Comparison to Uniread.
The simulated dataset was aligned with Bowtie2 per the settings used for SmartMap, with the modification that no value was specified for the option -k. Unireads were then parsed from the output SAM file by selecting for reads with MAPQ scores of: 3, 8, 23, 24, 40, 42; these are the MAPQ scores that are assigned to unireads by Bowtie2 [40]. Reads were then parsed as per SmartMapPrep into a single extended BED file. This file was then used for SmartMap with one iteration, a minimum score of -60.6 and a maximum of one alignment per read.
Statistical analyses
Statistical analysis for Fig 6C was conducted first with chi-square analysis on full contingency table and with post-hoc tests on collapse contingency tables as follows. For each of the datasets in Fig 6C, chi-square test for goodness-of-fit was conducted on the corresponding contingency table presented in Tables 4–6. The p-value for each of these tests was p<2.2x10-16 and, accordingly, post-hoc tests were conducted. The post-hoc tests consisted of collapsing each contingency table into a set of 2x2 contingency tables with the cluster of interest and family/type of interest compared to all other clusters and/or all other families within the contingency table. Chi-square goodness-of-fit tests were then conducted on each of these 2x2 contingency tables, and the p-values were Bonferroni corrected to adjust for the number of tests. These adjusted p-values for each 2x2 contingency table test were used to label the graphs in Fig 6C as follows: *p<0.01, **p<10−5, ***p<10−10.

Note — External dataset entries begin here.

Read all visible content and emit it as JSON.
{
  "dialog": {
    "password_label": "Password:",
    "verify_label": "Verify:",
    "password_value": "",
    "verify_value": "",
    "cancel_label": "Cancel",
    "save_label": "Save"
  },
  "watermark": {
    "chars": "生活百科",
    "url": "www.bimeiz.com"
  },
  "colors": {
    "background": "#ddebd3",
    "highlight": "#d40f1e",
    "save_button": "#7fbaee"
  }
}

Statistical analysis on Fig 6D was conducted to compare median average normalized RNA-seq depth by cluster. Because the difference between cluster 3 and all of the other clusters appeared to be the most biologically meaningful, only pairwise comparisons were conducted between cluster 3 and the other clusters to limit the number of statistical comparisons and, accordingly, the degree of Bonferroni correction needed. Mood’s median tests were solely conducted as pairwise comparisons between cluster 3 and each of the other clusters with Bonferroni correction to p values with n = 3 for Bonferroni correction. The adjusted p-values for each of these comparisons was p<10−10 and was marked appropriately on the graph.
Supporting information
S1 Fig. Mappability of sampled loci and human genome.
(A) Number of regions from the true origin loci vs. average mappability (UMAP50) score of the loci. (B) Density of UMAP50 scores of 200bp windows across the human genome (hg38).
https://doi.org/10.1371/journal.pcbi.1008926.s001
(TIF)
S2 Fig. Characteristics of SmartMap with increasing iterations.
(A) Mean error of read depth at true origin loci in SmartMap scored mode vs. number of reweighting iterations. (B) Mean absolute error of read depth at true origin loci in SmartMap scored mode with a reweighting rate of 0.25 vs. number of reweighting iterations. (C, D) QQ plots of read depth in Gold Standard dataset vs. (C) uniread or (D) SmartMap (1 iteration) scored datasets. Color scale represents percentile of each point, from 1st to 99th percentiles. Dashed line represents line with slope of unity.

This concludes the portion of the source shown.